Nach Absprache mit der Stadt sind auch weitere religiöse Veranstaltungen denkbar. „Heimatlos“ wären die evangelischen Christen in Öflingen nicht geworden: „Wir haben gute Kontakte zur katholischen Gemeinde, und wir hätten ein Gastrecht in der St.-Ulrichs-Kirche bekommen“, dankte Pfarrer Hasenbrink und resümierte: „Wir haben die Lösung erreicht, die wir uns erträumt hatten.“ Wie Bürgermeister Michael Thater mitteilte, habe der Gemeinderat die Kaufentscheidung mehrheitlich, aber nicht einstimmig getroffen. „Es war eine Entscheidung zwischen Emotion und Ratio.“ Einerseits habe die 1956 erbaute Kirche eine große ideelle Bedeutung für die Stadt und die Menschen, denn hier war die Wirkungsstätte des Ehrenbürgers Paul Gräb.

In der Christuskirche liegen auch die Wurzeln von „Kunst und Diakonie“, und Anne-Sophie Mutter wurde in dem Gotteshaus getauft und konfirmiert.

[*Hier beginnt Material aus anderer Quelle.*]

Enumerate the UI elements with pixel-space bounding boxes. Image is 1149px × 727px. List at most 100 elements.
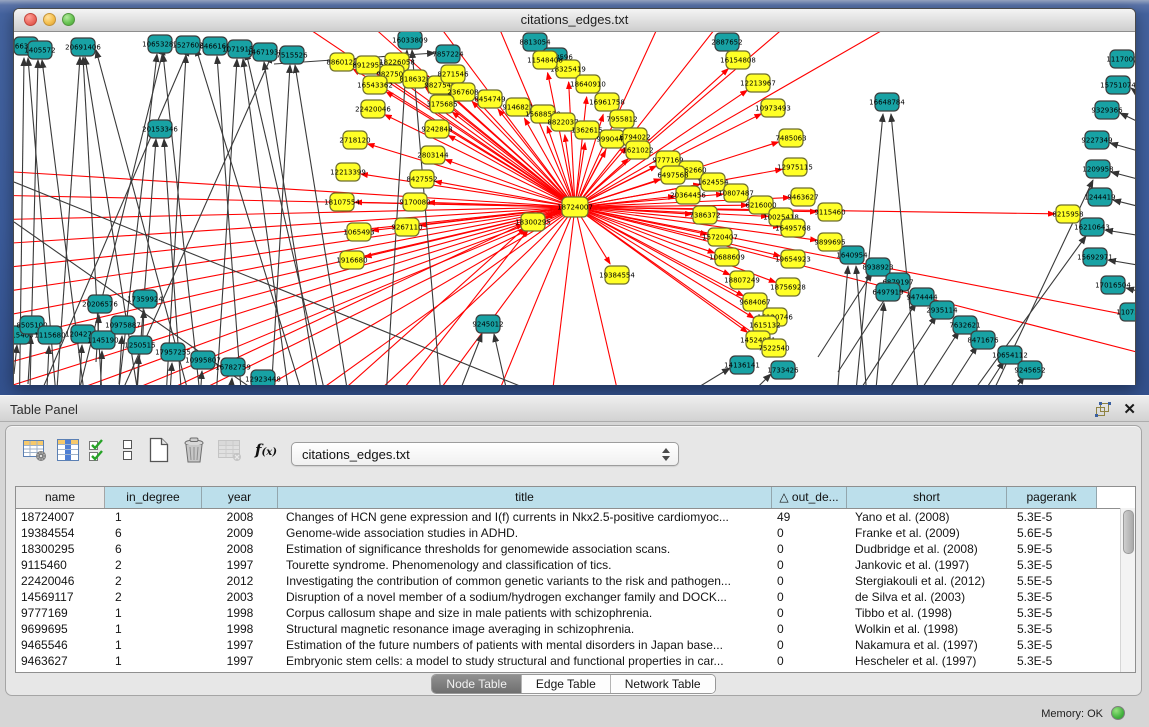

Andererseits sah die Stadt keinen zwingenden Bedarf für das Gebäude, zumal in den nächsten zehn bis 20 Jahren rund 450.000 Euro investiert werden müssen, wie Sabrina Munoz Gerteis vom städtischen Grundstücksmanagement erklärte.

Der Erwerb erfolgt zum Jahreswechsel, bis dahin nutzt die Kirchengemeinde das Gotteshaus weiter wie bisher. Kulturamtsleiter Frank Wölfl lobte die gute Akustik der Kirche, in der bis zu 200 Menschen Platz finden. Sie sei sehr gut für Konzerte, Kino und Theateraufführungen geeignet. Ihm schwebt eine Nutzung nach dem Vorbild von St. Agathe in Schopfheim vor. Der Gemeindesaal könnte an Privatleute vermietet und für Volkshochschulkurse genutzt werden.

Die Grundstücke

Bei den anderen Liegenschaften handelt es sich um das Pfarrhaus mit einem 600 Quadratmeter großen Garten sowie um zwei Baugrundstücke für Einfamilienhäuser von jeweils rund 500 Quadratmetern. Diese werden über einen Makler verkauft. Es gab genügend Interessenten. „Wir haben Wert darauf gelegt, dass Familien den Zuschlag bekamen“, erläuterte der Kirchengemeinderatsvorsitzende Lutz Jacobi. Die Gemeinde musste die Grundstücke zunächst „in Ordnung bringen“. Alte Leitungen verliefen quer durch den Garten und mussten neu verlegt werden, um die Grundstücke baureif zu machen.

Die Kirche

Die Christuskirche wurde 1956 erbaut. Hier lag die Wirkungsstätte des Ehrenbürgers Paul Gräb. In der Kirche finden sich ebenfalls die Wurzeln von „Kunst und Diakonie“. Die Geigerin Anne-Sophie Mutter wurde hier getauft und konfirmiert. Am Samstag, 22. Oktober, 19 Uhr, werden im Rahmen der Reihe „Akkorde“ Gige Brunner und Joe Bawelino hier ein Gitarrenkonzert geben.